Too many Appalachian streams run orange, for example, because of acid mine drainage. Mining exposes iron sulfide in some areas. When water flows over exposed iron sulfide, it becomes extremely acidic, killing aquatic life and increasing drinking water treatment costs. The only way to fix the problem is to treat the water at the source, a hugely expensive solution.

Coal slurry is another waste product where states have done a poor job of regulating its storage and disposal, sometimes with fatal consequences. In 1972, when a series of coal slurry dams failed up a remote West Virginia hollow, a 30-foot-high wall of water and slurry came rushing down Buffalo Creek. The accident killed 125, injured 1,000 and left 4,000 people homeless.

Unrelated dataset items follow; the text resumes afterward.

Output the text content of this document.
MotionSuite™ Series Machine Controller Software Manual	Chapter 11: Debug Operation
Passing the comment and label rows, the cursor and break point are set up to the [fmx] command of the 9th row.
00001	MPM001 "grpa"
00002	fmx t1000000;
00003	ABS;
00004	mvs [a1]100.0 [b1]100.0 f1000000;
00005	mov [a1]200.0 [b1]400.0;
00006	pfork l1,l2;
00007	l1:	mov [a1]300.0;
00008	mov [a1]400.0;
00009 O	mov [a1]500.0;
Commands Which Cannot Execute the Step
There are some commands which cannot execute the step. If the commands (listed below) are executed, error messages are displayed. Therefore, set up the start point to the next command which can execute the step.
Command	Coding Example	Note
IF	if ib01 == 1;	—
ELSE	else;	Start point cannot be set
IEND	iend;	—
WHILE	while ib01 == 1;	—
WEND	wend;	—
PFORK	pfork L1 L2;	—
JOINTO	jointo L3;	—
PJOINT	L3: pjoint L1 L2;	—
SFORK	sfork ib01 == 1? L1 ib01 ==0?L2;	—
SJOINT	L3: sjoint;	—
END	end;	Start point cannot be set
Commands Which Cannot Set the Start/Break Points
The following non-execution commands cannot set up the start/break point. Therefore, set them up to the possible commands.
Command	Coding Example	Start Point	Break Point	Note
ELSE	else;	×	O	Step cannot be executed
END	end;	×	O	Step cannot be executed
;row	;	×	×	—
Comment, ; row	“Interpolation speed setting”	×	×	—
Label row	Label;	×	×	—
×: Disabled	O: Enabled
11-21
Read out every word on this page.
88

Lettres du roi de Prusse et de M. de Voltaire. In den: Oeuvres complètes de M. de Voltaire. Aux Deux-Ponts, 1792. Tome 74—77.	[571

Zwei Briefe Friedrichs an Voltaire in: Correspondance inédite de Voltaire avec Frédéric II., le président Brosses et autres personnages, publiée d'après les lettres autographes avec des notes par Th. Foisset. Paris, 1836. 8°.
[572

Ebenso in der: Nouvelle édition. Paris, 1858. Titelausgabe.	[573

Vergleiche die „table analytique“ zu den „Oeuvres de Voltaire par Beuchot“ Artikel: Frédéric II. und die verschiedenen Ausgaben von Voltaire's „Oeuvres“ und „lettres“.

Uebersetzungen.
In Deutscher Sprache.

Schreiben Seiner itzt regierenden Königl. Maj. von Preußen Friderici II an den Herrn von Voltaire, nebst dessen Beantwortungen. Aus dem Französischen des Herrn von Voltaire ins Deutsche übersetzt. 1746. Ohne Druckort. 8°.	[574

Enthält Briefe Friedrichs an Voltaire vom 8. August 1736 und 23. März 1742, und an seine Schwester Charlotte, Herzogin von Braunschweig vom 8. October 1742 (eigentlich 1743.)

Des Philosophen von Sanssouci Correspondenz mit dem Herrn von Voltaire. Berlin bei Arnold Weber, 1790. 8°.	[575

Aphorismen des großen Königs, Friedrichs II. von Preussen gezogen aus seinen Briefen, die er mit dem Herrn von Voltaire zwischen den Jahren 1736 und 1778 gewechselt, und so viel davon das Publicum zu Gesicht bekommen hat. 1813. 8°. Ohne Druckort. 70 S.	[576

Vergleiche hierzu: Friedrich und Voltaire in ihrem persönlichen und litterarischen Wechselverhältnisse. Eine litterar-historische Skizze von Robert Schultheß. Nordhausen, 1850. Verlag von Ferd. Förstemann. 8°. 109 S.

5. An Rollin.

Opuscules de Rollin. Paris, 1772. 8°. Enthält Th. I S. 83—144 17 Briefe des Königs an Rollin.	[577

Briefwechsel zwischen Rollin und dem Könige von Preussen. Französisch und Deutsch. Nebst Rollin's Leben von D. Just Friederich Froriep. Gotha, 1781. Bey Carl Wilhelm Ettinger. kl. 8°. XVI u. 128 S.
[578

On Oct. 11, 2000, a Massey dam failed in Martin County, KY. More than 250 million gallons of coal sludge poured into an abandoned mine then burst tributaries of the Tug Fork of the Big Sandy River. Some call it the largest environmental disaster in the Southeastern United States.

So, while states and gas companies see dollar signs based on the USGS report, residents should see warning signs.

Before this expected coalbed methane boom hits the Appalachians, state regulatory agencies should give as much thought to safely storing or disposing of the wastewater as to being “extremely cooperative.”